Maybe “non-standard” is as far as you can go in labeling it.

Since you’ve been around the Dope for a while, I’m going to assume that you are kidding. Your comment does remind me of a family member who visited us from “up North” and complained that our Southern dialect gets on her nerves. We explained that she was the one with the accent here. She flatly denied having any accent at all. (She’s from New Jersey.)

We all speak in a dialect. Usually it’s the one that we heard when we were growing up. We make adjustments along the way if we see a reason to. If I remember to, I end height with the “t” sound. I was an English teacher and that is considered formal English. But I’ve been out of the classroom a long time and often I revert to what I heard growing up – the “th.” Maybe it was a combination of hearing it from some people and not noticing that it was different from width and length.

I love dialectical differences. I especially like to listen in on a group of men from Maine talking. They are absolutely charming! We need more of those men delivering the network news. It would somehow make me feel safer.

I use “height” and “height” differently, I can’t really figure out what rules I use for each (I rarely say heighth). I think I would say “At the right heighth” to describe when something needs to be raised or lowered down to be corrected, but how tall something is, is always height… I have no idea if anyone else does this.

I came to mention Ireland as well. My dad and his brothers were born and raised there and they all say it that way.

Lots of people say it. It matches up well with the words length, depth, breadth, and width. Maybe someone knows the roots of these words, and why height doesn’t follow the the same pattern.

I think I’ve seen it spelled that way in books once or twice. I thought “heighth” and “coolth” were just old-timey-isms.

People who say “heighth” and “acrost” also say “excape.”

I knew a guy from Pennsylvania who always ate “breakfixt.”

I agree with you totally.
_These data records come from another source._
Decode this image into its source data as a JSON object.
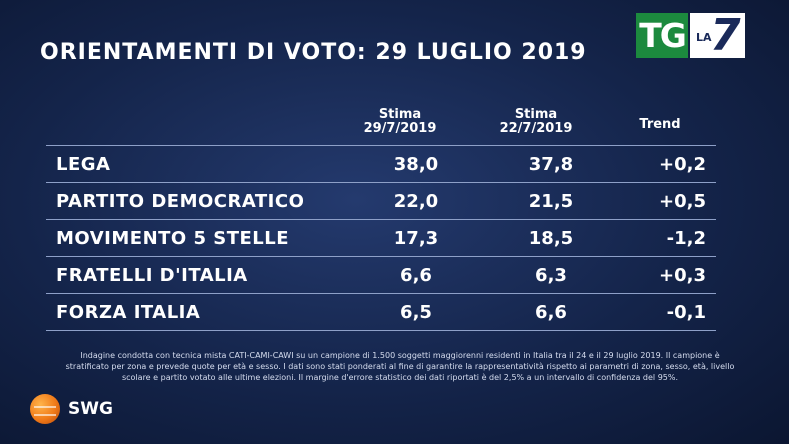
{
  "title": "ORIENTAMENTI DI VOTO: 29 LUGLIO 2019",
  "logo": {
    "tg": "TG",
    "la": "LA",
    "seven": "7"
  },
  "chart_data": {
    "type": "table",
    "columns": [
      {
        "line1": "Stima",
        "line2": "29/7/2019"
      },
      {
        "line1": "Stima",
        "line2": "22/7/2019"
      },
      {
        "line1": "Trend",
        "line2": ""
      }
    ],
    "rows": [
      {
        "party": "LEGA",
        "stima_29_7": "38,0",
        "stima_22_7": "37,8",
        "trend": "+0,2"
      },
      {
        "party": "PARTITO DEMOCRATICO",
        "stima_29_7": "22,0",
        "stima_22_7": "21,5",
        "trend": "+0,5"
      },
      {
        "party": "MOVIMENTO 5 STELLE",
        "stima_29_7": "17,3",
        "stima_22_7": "18,5",
        "trend": "-1,2"
      },
      {
        "party": "FRATELLI D'ITALIA",
        "stima_29_7": "6,6",
        "stima_22_7": "6,3",
        "trend": "+0,3"
      },
      {
        "party": "FORZA ITALIA",
        "stima_29_7": "6,5",
        "stima_22_7": "6,6",
        "trend": "-0,1"
      }
    ]
  },
  "footnote": {
    "line1": "Indagine condotta con tecnica mista CATI-CAMI-CAWI su un campione di 1.500 soggetti maggiorenni residenti in Italia tra il 24 e il 29  luglio 2019. Il campione è",
    "line2": "stratificato per zona e prevede quote per età e sesso. I dati sono stati ponderati al fine di garantire la rappresentatività rispetto ai parametri di zona, sesso, età, livello",
    "line3": "scolare e partito votato alle ultime elezioni. Il margine d'errore statistico dei dati riportati è del 2,5% a un intervallo di confidenza del 95%."
  },
  "brand": "SWG"
}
When people focus unfavourably on dialect and accent, it’s due to xenophobia or snobbery. And usually those have their roots in some form of inferiority complex.
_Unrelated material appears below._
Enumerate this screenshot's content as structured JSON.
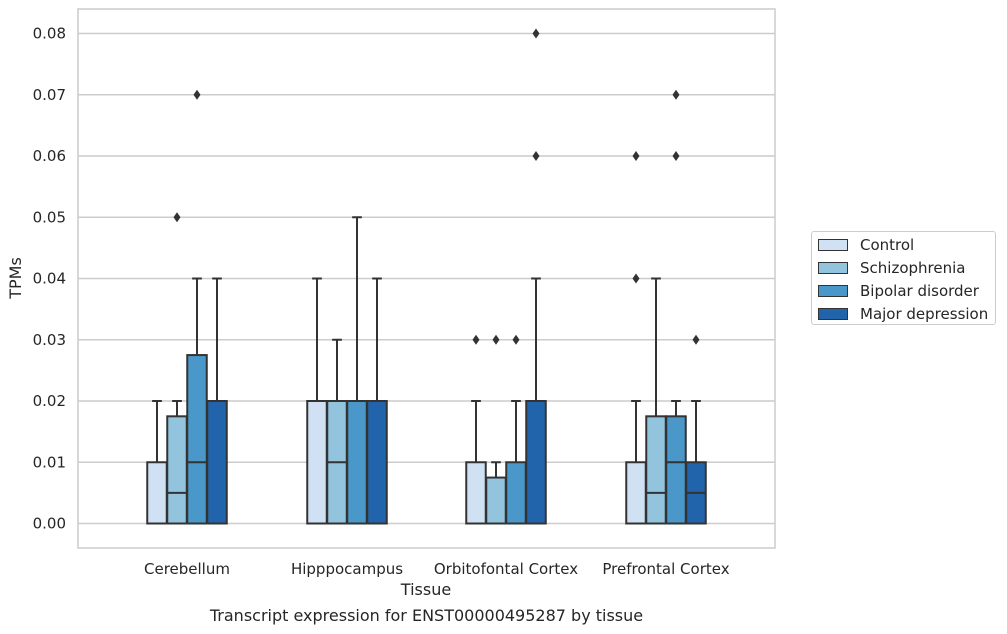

Without accents and dialects, the world would be a grey and boring place. I am proud to have an Irish accent, and proud of the Hiberno-Irish words and phrases that we use (in private and among consenting adults when the rest of you are not around).
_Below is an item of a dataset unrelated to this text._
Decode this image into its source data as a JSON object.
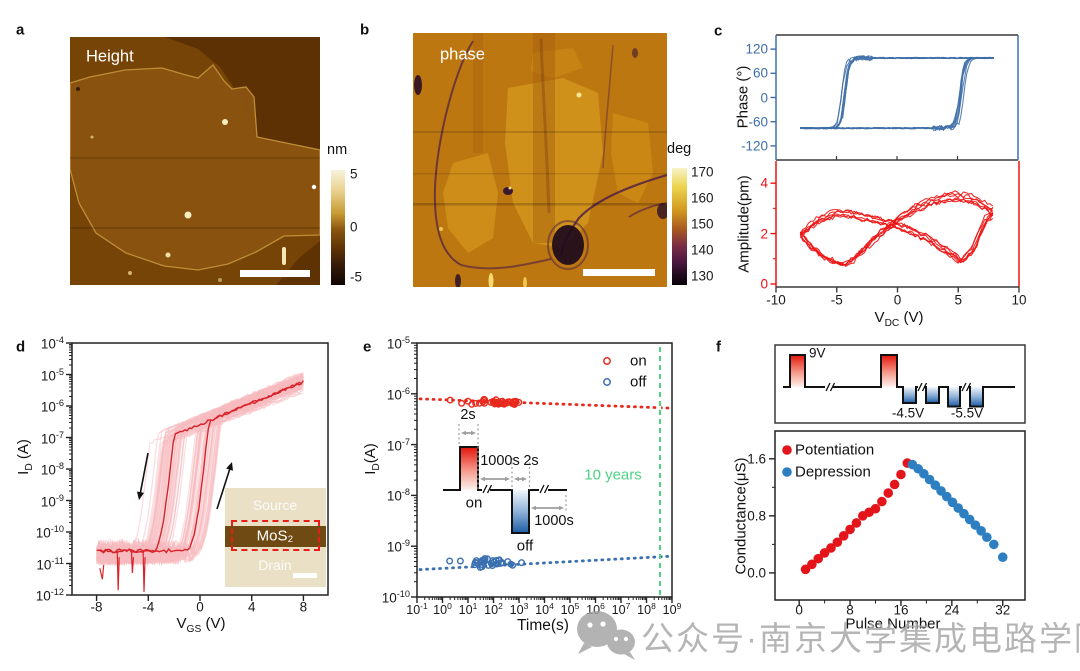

In Ireland and in the UK, the media used to hire people with “posh” voices - whose natural tones had been exterminated by elocution lessons. Now, those fake accents have been banned, and they don’t mind how you speak, so long as your speech is clear to listeners.

I really hope that’s a whoosh.

They’ve been banned?

I don’t think they are that closely correlated. I seem to hear “th” on height more often than “across[t]”, and far, far more often than “excape”. Falls in line, I suppose, with the fact that I use “th” on the end of height (with a t sound ahead of it, BTW), I may or may not put a t on across, and I never say “excape”. I think I say “acrosst” if I want to sound informal.

I was jesting - I’m sure there is no actual ban. However, they are no longer the norm in radio or television

It is clear that broadcasting stations no longer select for these accents, which they did when I was a child. Broadcasters were expected to talk with the kind of unnatural actor’s accent you can hear in British films up to the 1960s. Now it is normal to hear regional accents.

I have come across “coolth” in the context of thermodynamics, as a shorthand for “cooling effect”, by analogy with “warm” -> “warmth”.

When I google the word, almost all the results are referring to the word (definitions and such) rather than using it. This makes me think it’s very rare in actual use.

However, when I google {coolth absorption}, there are plenty of results using the term in the context of absorption chillers.

Never heard “heigth” in Massachusetts. I’ve come across “len-th” and “expecially” every now and then, though, especially (expecially?) with strong Boston accents.

A previous thread, in which you’ll find (among other things) Milton used “highth” in Paradise Lost.

Wow I really didn’t do my homework. Thanks for that.